Improving the Restaurant Review

On a fairly regular basis, I get intelligent off-the-record emails and IMs from food writers and editors at other publications telling me about this bad meal or that bad meal. And I’m always like, “great, write a review, tweet it, put it on Tumblr.” Never happens. “Oh I don’t want to hurt my relationship with chef Gary Gabbagoul from Bayshore who might give me an exclusive on Cartilage, his sinewy new Japanese kaiseki joint on Central Park East.”
It’s unfortunate, because those off-the-record emails I receive often contain studied, laser-sharp, and level-headed observations.

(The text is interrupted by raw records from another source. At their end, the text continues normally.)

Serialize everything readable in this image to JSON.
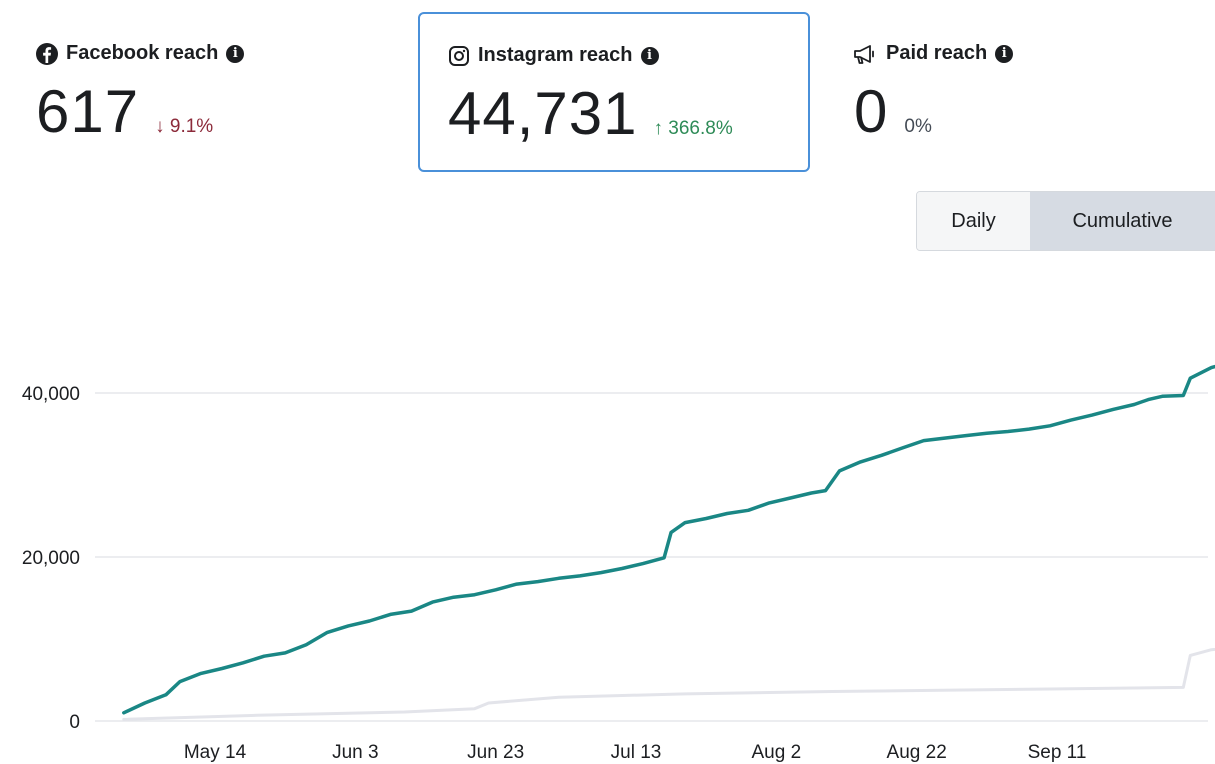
{
  "metrics": [
    {
      "label": "Facebook reach",
      "value": "617",
      "change": "9.1%",
      "direction": "down",
      "icon": "facebook-icon"
    },
    {
      "label": "Instagram reach",
      "value": "44,731",
      "change": "366.8%",
      "direction": "up",
      "icon": "instagram-icon",
      "selected": true
    },
    {
      "label": "Paid reach",
      "value": "0",
      "change": "0%",
      "direction": "none",
      "icon": "megaphone-icon"
    }
  ],
  "toggle": {
    "daily": "Daily",
    "cumulative": "Cumulative",
    "active": "cumulative"
  },
  "arrows": {
    "down": "↓",
    "up": "↑"
  },
  "colors": {
    "instagram_line": "#1a8785",
    "facebook_line": "#e3e4ea",
    "grid": "#e5e7eb",
    "selected_border": "#4a90d9",
    "down": "#8c2a3a",
    "up": "#2e8b57"
  },
  "chart_data": {
    "type": "line",
    "x_ticks": [
      "May 14",
      "Jun 3",
      "Jun 23",
      "Jul 13",
      "Aug 2",
      "Aug 22",
      "Sep 11"
    ],
    "y_ticks": [
      "0",
      "20,000",
      "40,000"
    ],
    "ylim": [
      0,
      50000
    ],
    "x_start": "2024-05-01",
    "x_end": "2024-09-28",
    "series": [
      {
        "name": "Instagram reach",
        "color": "#1a8785",
        "points": [
          [
            "2024-05-01",
            1000
          ],
          [
            "2024-05-04",
            2200
          ],
          [
            "2024-05-07",
            3200
          ],
          [
            "2024-05-09",
            4800
          ],
          [
            "2024-05-12",
            5800
          ],
          [
            "2024-05-15",
            6400
          ],
          [
            "2024-05-18",
            7100
          ],
          [
            "2024-05-21",
            7900
          ],
          [
            "2024-05-24",
            8300
          ],
          [
            "2024-05-27",
            9300
          ],
          [
            "2024-05-30",
            10800
          ],
          [
            "2024-06-02",
            11600
          ],
          [
            "2024-06-05",
            12200
          ],
          [
            "2024-06-08",
            13000
          ],
          [
            "2024-06-11",
            13400
          ],
          [
            "2024-06-14",
            14500
          ],
          [
            "2024-06-17",
            15100
          ],
          [
            "2024-06-20",
            15400
          ],
          [
            "2024-06-23",
            16000
          ],
          [
            "2024-06-26",
            16700
          ],
          [
            "2024-06-29",
            17000
          ],
          [
            "2024-07-02",
            17400
          ],
          [
            "2024-07-05",
            17700
          ],
          [
            "2024-07-08",
            18100
          ],
          [
            "2024-07-11",
            18600
          ],
          [
            "2024-07-14",
            19200
          ],
          [
            "2024-07-17",
            19900
          ],
          [
            "2024-07-18",
            23000
          ],
          [
            "2024-07-20",
            24200
          ],
          [
            "2024-07-23",
            24700
          ],
          [
            "2024-07-26",
            25300
          ],
          [
            "2024-07-29",
            25700
          ],
          [
            "2024-08-01",
            26600
          ],
          [
            "2024-08-04",
            27200
          ],
          [
            "2024-08-07",
            27800
          ],
          [
            "2024-08-09",
            28100
          ],
          [
            "2024-08-11",
            30500
          ],
          [
            "2024-08-14",
            31600
          ],
          [
            "2024-08-17",
            32400
          ],
          [
            "2024-08-20",
            33300
          ],
          [
            "2024-08-23",
            34200
          ],
          [
            "2024-08-26",
            34500
          ],
          [
            "2024-08-29",
            34800
          ],
          [
            "2024-09-01",
            35100
          ],
          [
            "2024-09-04",
            35300
          ],
          [
            "2024-09-07",
            35600
          ],
          [
            "2024-09-10",
            36000
          ],
          [
            "2024-09-13",
            36700
          ],
          [
            "2024-09-16",
            37300
          ],
          [
            "2024-09-19",
            38000
          ],
          [
            "2024-09-22",
            38600
          ],
          [
            "2024-09-24",
            39200
          ],
          [
            "2024-09-26",
            39600
          ],
          [
            "2024-09-29",
            39700
          ],
          [
            "2024-09-30",
            41800
          ],
          [
            "2024-10-03",
            43100
          ],
          [
            "2024-10-06",
            43800
          ],
          [
            "2024-10-09",
            44200
          ],
          [
            "2024-10-12",
            44731
          ]
        ]
      },
      {
        "name": "Facebook reach",
        "color": "#e3e4ea",
        "points": [
          [
            "2024-05-01",
            200
          ],
          [
            "2024-05-20",
            700
          ],
          [
            "2024-06-10",
            1100
          ],
          [
            "2024-06-20",
            1500
          ],
          [
            "2024-06-22",
            2200
          ],
          [
            "2024-07-02",
            2900
          ],
          [
            "2024-07-20",
            3300
          ],
          [
            "2024-08-10",
            3600
          ],
          [
            "2024-09-10",
            3900
          ],
          [
            "2024-09-29",
            4100
          ],
          [
            "2024-09-30",
            8000
          ],
          [
            "2024-10-03",
            8700
          ],
          [
            "2024-10-12",
            9300
          ]
        ]
      }
    ]
  }
}
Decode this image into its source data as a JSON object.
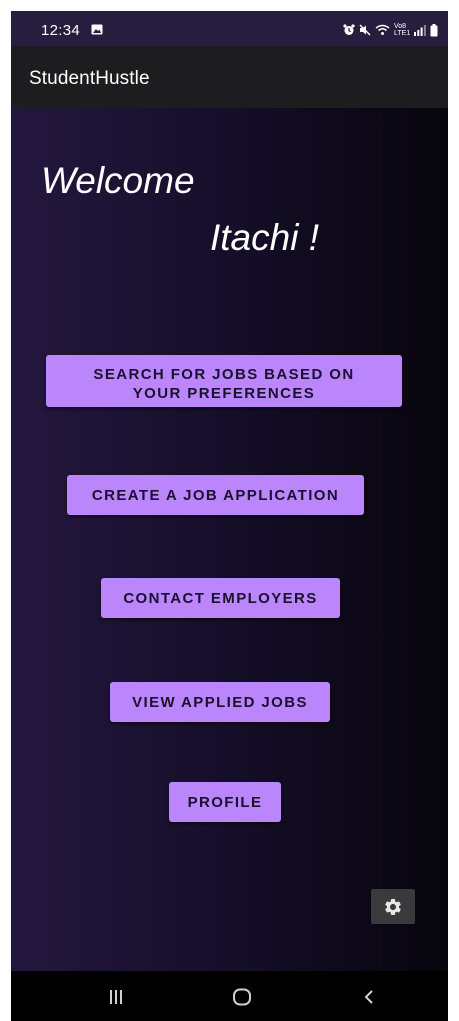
{
  "status_bar": {
    "time": "12:34",
    "network_label": "Vo8 LTE1",
    "icons": [
      "gallery-icon",
      "alarm-icon",
      "mute-icon",
      "wifi-icon",
      "signal-icon",
      "battery-icon"
    ]
  },
  "app_bar": {
    "title": "StudentHustle"
  },
  "main": {
    "greeting": "Welcome",
    "username": "Itachi !",
    "buttons": [
      {
        "label": "SEARCH FOR JOBS BASED ON YOUR PREFERENCES"
      },
      {
        "label": "CREATE A JOB APPLICATION"
      },
      {
        "label": "CONTACT EMPLOYERS"
      },
      {
        "label": "VIEW APPLIED JOBS"
      },
      {
        "label": "PROFILE"
      }
    ],
    "settings_icon": "gear-icon"
  },
  "nav_bar": {
    "icons": [
      "recent-apps-icon",
      "home-icon",
      "back-icon"
    ]
  },
  "colors": {
    "accent": "#bb86fc",
    "status_bar": "#261d3f",
    "app_bar": "#1d1d1f",
    "background_start": "#24173f",
    "background_end": "#07050d"
  }
}
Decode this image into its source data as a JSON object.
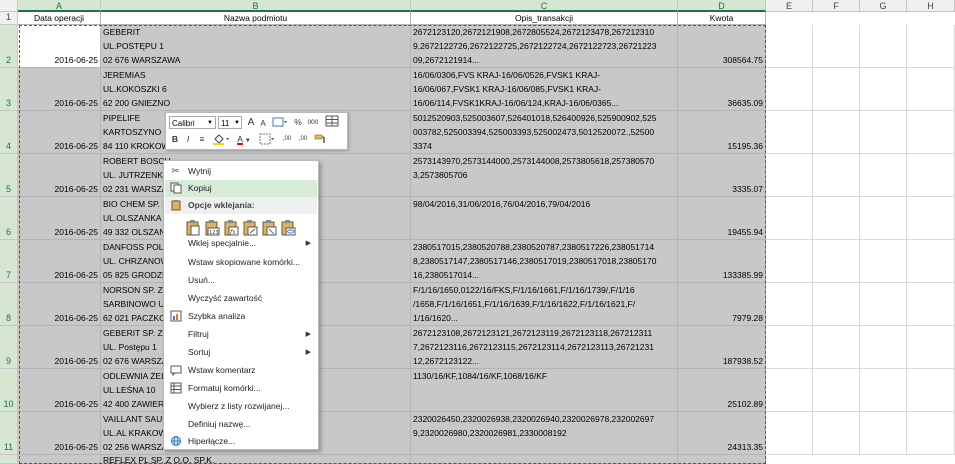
{
  "columns": [
    "A",
    "B",
    "C",
    "D",
    "E",
    "F",
    "G",
    "H"
  ],
  "rows": [
    "1",
    "2",
    "3",
    "4",
    "5",
    "6",
    "7",
    "8",
    "9",
    "10",
    "11"
  ],
  "headers": {
    "a": "Data operacji",
    "b": "Nazwa podmiotu",
    "c": "Opis_transakcji",
    "d": "Kwota"
  },
  "data_rows": [
    {
      "date": "2016-06-25",
      "name": [
        "GEBERIT",
        "UL.POSTĘPU 1",
        "02 676 WARSZAWA"
      ],
      "desc": [
        "2672123120,2672121908,2672805524,2672123478,267212310",
        "9,2672122726,2672122725,2672122724,2672122723,26721223",
        "09,2672121914..."
      ],
      "amount": "308564.75"
    },
    {
      "date": "2016-06-25",
      "name": [
        "JEREMIAS",
        "UL.KOKOSZKI 6",
        "62 200 GNIEZNO"
      ],
      "desc": [
        "16/06/0306,FVS KRAJ-16/06/0526,FVSK1 KRAJ-",
        "16/06/067,FVSK1 KRAJ-16/06/085,FVSK1 KRAJ-",
        "16/06/114,FVSK1KRAJ-16/06/124,KRAJ-16/06/0365..."
      ],
      "amount": "36635.09"
    },
    {
      "date": "2016-06-25",
      "name": [
        "PIPELIFE",
        "KARTOSZYNO",
        "84 110 KROKOWA"
      ],
      "desc": [
        "5012520903,525003607,526401018,526400926,525900902,525",
        "003782,525003394,525003393,525002473,5012520072.,52500",
        "3374"
      ],
      "amount": "15195.36"
    },
    {
      "date": "2016-06-25",
      "name": [
        "ROBERT BOSCH",
        "UL. JUTRZENKI",
        "02 231 WARSZAWA"
      ],
      "desc": [
        "",
        "2573143970,2573144000,2573144008,2573805618,257380570",
        "3,2573805706"
      ],
      "amount": "3335.07"
    },
    {
      "date": "2016-06-25",
      "name": [
        "BIO CHEM SP. Z",
        "UL.OLSZANKA",
        "49 332 OLSZANKA"
      ],
      "desc": [
        "",
        "",
        "98/04/2016,31/06/2016,76/04/2016,79/04/2016"
      ],
      "amount": "19455.94"
    },
    {
      "date": "2016-06-25",
      "name": [
        "DANFOSS POLAND",
        "UL. CHRZANOWSKA",
        "05 825 GRODZISK"
      ],
      "desc": [
        "2380517015,2380520788,2380520787,2380517226,238051714",
        "8,2380517147,2380517146,2380517019,2380517018,23805170",
        "16,2380517014..."
      ],
      "amount": "133385.99"
    },
    {
      "date": "2016-06-25",
      "name": [
        "NORSON SP. Z",
        "SARBINOWO UL.",
        "62 021 PACZKOWO"
      ],
      "desc": [
        "F/1/16/1650,0122/16/FKS,F/1/16/1661,F/1/16/1739/,F/1/16",
        "/1658,F/1/16/1651,F/1/16/1639,F/1/16/1622,F/1/16/1621,F/",
        "1/16/1620..."
      ],
      "amount": "7979.28"
    },
    {
      "date": "2016-06-25",
      "name": [
        "GEBERIT SP. Z",
        "UL. Postępu 1",
        "02 676 WARSZAWA"
      ],
      "desc": [
        "2672123108,2672123121,2672123119,2672123118,267212311",
        "7,2672123116,2672123115,2672123114,2672123113,26721231",
        "12,2672123122..."
      ],
      "amount": "187938.52"
    },
    {
      "date": "2016-06-25",
      "name": [
        "ODLEWNIA ŻELIWA",
        "UL.LEŚNA 10",
        "42 400 ZAWIERCIE"
      ],
      "desc": [
        "",
        "",
        "1130/16/KF,1084/16/KF,1068/16/KF"
      ],
      "amount": "25102.89"
    },
    {
      "date": "2016-06-25",
      "name": [
        "VAILLANT SAUNIER",
        "UL.AL KRAKOWSKA",
        "02 256 WARSZAWA"
      ],
      "desc": [
        "",
        "2320026450,2320026938,2320026940,2320026978,232002697",
        "9,2320026980,2320026981,2330008192"
      ],
      "amount": "24313.35"
    }
  ],
  "partial_row": {
    "name": "REFLEX PL SP. Z O.O. SP.K."
  },
  "mini_toolbar": {
    "font_name": "Calibri",
    "font_size": "11",
    "grow_font": "A",
    "shrink_font": "A",
    "percent": "%",
    "thousands": "000",
    "bold": "B",
    "italic": "I",
    "font_color": "A",
    "dec_inc": ",00",
    "dec_dec": ",00"
  },
  "context_menu": {
    "cut": "Wytnij",
    "copy": "Kopiuj",
    "paste_options_header": "Opcje wklejania:",
    "paste_special": "Wklej specjalnie...",
    "insert_copied": "Wstaw skopiowane komórki...",
    "delete": "Usuń...",
    "clear_contents": "Wyczyść zawartość",
    "quick_analysis": "Szybka analiza",
    "filter": "Filtruj",
    "sort": "Sortuj",
    "insert_comment": "Wstaw komentarz",
    "format_cells": "Formatuj komórki...",
    "pick_from_list": "Wybierz z listy rozwijanej...",
    "define_name": "Definiuj nazwę...",
    "hyperlink": "Hiperłącze..."
  },
  "colors": {
    "selection_fill": "#c8c8c8",
    "excel_green": "#217346",
    "menu_highlight": "#d6ebd8"
  }
}
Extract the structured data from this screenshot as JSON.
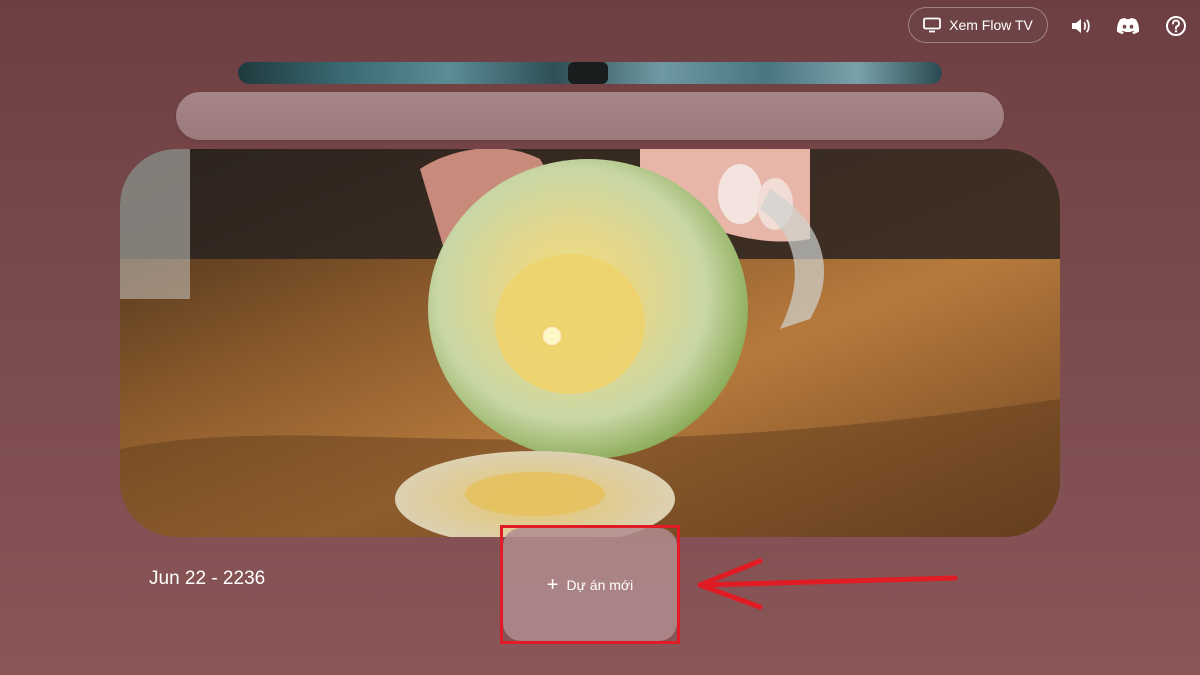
{
  "header": {
    "flow_tv_label": "Xem Flow TV",
    "icons": [
      "monitor-icon",
      "volume-icon",
      "discord-icon",
      "help-icon"
    ]
  },
  "project": {
    "date_label": "Jun 22 - 2236",
    "new_project_label": "Dự án mới"
  },
  "colors": {
    "background": "#7a4a4d",
    "annotation": "#e01b24"
  }
}
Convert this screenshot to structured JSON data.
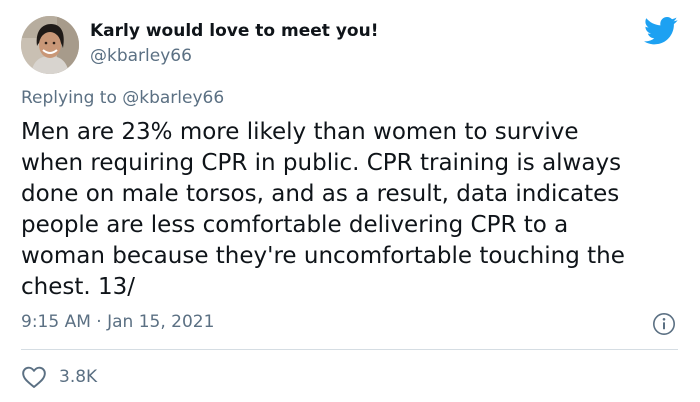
{
  "author": {
    "name": "Karly would love to meet you!",
    "handle": "@kbarley66"
  },
  "reply": {
    "prefix": "Replying to",
    "mention": "@kbarley66"
  },
  "tweet": {
    "lines": [
      "Men are 23% more likely than women to survive",
      "when requiring CPR in public. CPR training is always",
      "done on male torsos, and as a result, data indicates",
      "people are less comfortable delivering CPR to a",
      "woman because they're uncomfortable touching the",
      "chest. 13/"
    ],
    "time": "9:15 AM",
    "separator": "·",
    "date": "Jan 15, 2021"
  },
  "stats": {
    "likes": "3.8K"
  },
  "icons": {
    "brand": "twitter-bird-icon",
    "info": "info-icon",
    "like": "heart-icon"
  },
  "colors": {
    "brand": "#1da1f2",
    "muted": "#5b7083",
    "text": "#0f1419"
  }
}
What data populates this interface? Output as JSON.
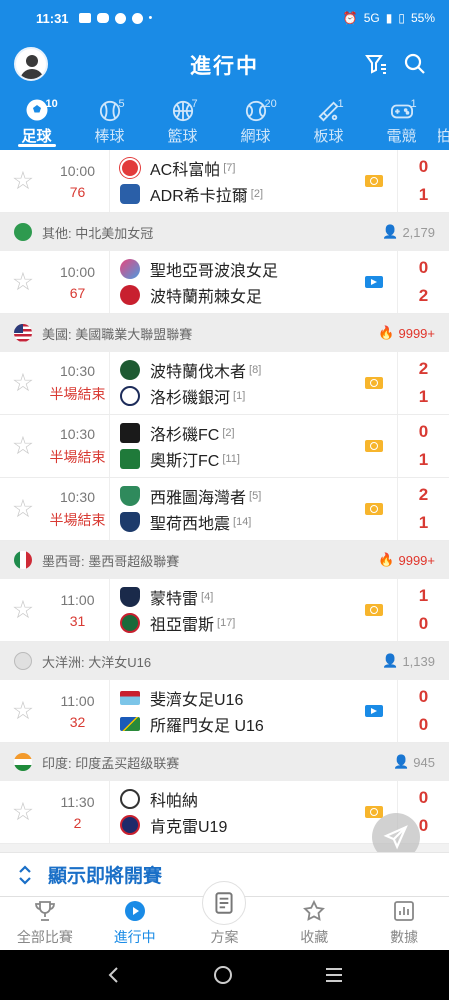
{
  "status_bar": {
    "time": "11:31",
    "network": "5G",
    "battery": "55%"
  },
  "header": {
    "title": "進行中"
  },
  "sports_tabs": [
    {
      "label": "足球",
      "count": "10",
      "icon": "soccer-ball-icon",
      "active": true
    },
    {
      "label": "棒球",
      "count": "5",
      "icon": "baseball-icon",
      "active": false
    },
    {
      "label": "籃球",
      "count": "7",
      "icon": "basketball-icon",
      "active": false
    },
    {
      "label": "網球",
      "count": "20",
      "icon": "tennis-ball-icon",
      "active": false
    },
    {
      "label": "板球",
      "count": "1",
      "icon": "cricket-bat-icon",
      "active": false
    },
    {
      "label": "電競",
      "count": "1",
      "icon": "gamepad-icon",
      "active": false
    },
    {
      "label": "拍",
      "count": "",
      "icon": "racket-icon",
      "active": false
    }
  ],
  "matches": [
    {
      "time": "10:00",
      "minute": "76",
      "home": "AC科富帕",
      "home_rank": "[7]",
      "away": "ADR希卡拉爾",
      "away_rank": "[2]",
      "home_score": "0",
      "away_score": "1",
      "media": "odds"
    },
    {
      "time": "10:00",
      "minute": "67",
      "home": "聖地亞哥波浪女足",
      "home_rank": "",
      "away": "波特蘭荊棘女足",
      "away_rank": "",
      "home_score": "0",
      "away_score": "2",
      "media": "live"
    },
    {
      "time": "10:30",
      "minute": "半場結束",
      "home": "波特蘭伐木者",
      "home_rank": "[8]",
      "away": "洛杉磯銀河",
      "away_rank": "[1]",
      "home_score": "2",
      "away_score": "1",
      "media": "odds"
    },
    {
      "time": "10:30",
      "minute": "半場結束",
      "home": "洛杉磯FC",
      "home_rank": "[2]",
      "away": "奧斯汀FC",
      "away_rank": "[11]",
      "home_score": "0",
      "away_score": "1",
      "media": "odds"
    },
    {
      "time": "10:30",
      "minute": "半場結束",
      "home": "西雅圖海灣者",
      "home_rank": "[5]",
      "away": "聖荷西地震",
      "away_rank": "[14]",
      "home_score": "2",
      "away_score": "1",
      "media": "odds"
    },
    {
      "time": "11:00",
      "minute": "31",
      "home": "蒙特雷",
      "home_rank": "[4]",
      "away": "祖亞雷斯",
      "away_rank": "[17]",
      "home_score": "1",
      "away_score": "0",
      "media": "odds"
    },
    {
      "time": "11:00",
      "minute": "32",
      "home": "斐濟女足U16",
      "home_rank": "",
      "away": "所羅門女足 U16",
      "away_rank": "",
      "home_score": "0",
      "away_score": "0",
      "media": "live"
    },
    {
      "time": "11:30",
      "minute": "2",
      "home": "科帕納",
      "home_rank": "",
      "away": "肯克雷U19",
      "away_rank": "",
      "home_score": "0",
      "away_score": "0",
      "media": "odds"
    }
  ],
  "leagues": [
    {
      "name": "其他: 中北美加女冠",
      "views": "2,179",
      "hot": false
    },
    {
      "name": "美國: 美國職業大聯盟聯賽",
      "views": "9999+",
      "hot": true
    },
    {
      "name": "墨西哥: 墨西哥超級聯賽",
      "views": "9999+",
      "hot": true
    },
    {
      "name": "大洋洲: 大洋女U16",
      "views": "1,139",
      "hot": false
    },
    {
      "name": "印度: 印度孟买超级联赛",
      "views": "945",
      "hot": false
    }
  ],
  "upcoming_label": "顯示即將開賽",
  "bottom_nav": [
    {
      "label": "全部比賽",
      "icon": "trophy-icon"
    },
    {
      "label": "進行中",
      "icon": "play-circle-icon"
    },
    {
      "label": "方案",
      "icon": "document-icon"
    },
    {
      "label": "收藏",
      "icon": "star-icon"
    },
    {
      "label": "數據",
      "icon": "chart-icon"
    }
  ],
  "colors": {
    "primary": "#1a8be6",
    "score_red": "#d83a33",
    "odds_badge": "#f7b52c",
    "link_blue": "#1a6fc7"
  }
}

And truth be told many of these individuals simply aren’t allowed by their editors or executive editors to criticize publicly, because “that’s not what their publication does.” I wish that weren’t the case, because I know a lot of chefs would love to hear what those smart folks have to say, rather than have those folks be industry cheerleaders when it’s convenient and then disappear when it’s not.
Ryan Sutton, the New York food critic for Bloomberg News, has a critique of the restaurant review on his blog saying that we should be skeptical of what’s written in glossy food magazines — which tends to focus on trendy restaurants run by well-known chefs and doesn’t always include the full viewpoint of what food writers actually believe.
I like reading restaurant reviews, but I mostly decide to go to restaurants based on recommendations from friends who can speak candidly about their experiences who can convincingly explain why they hated or loved a place.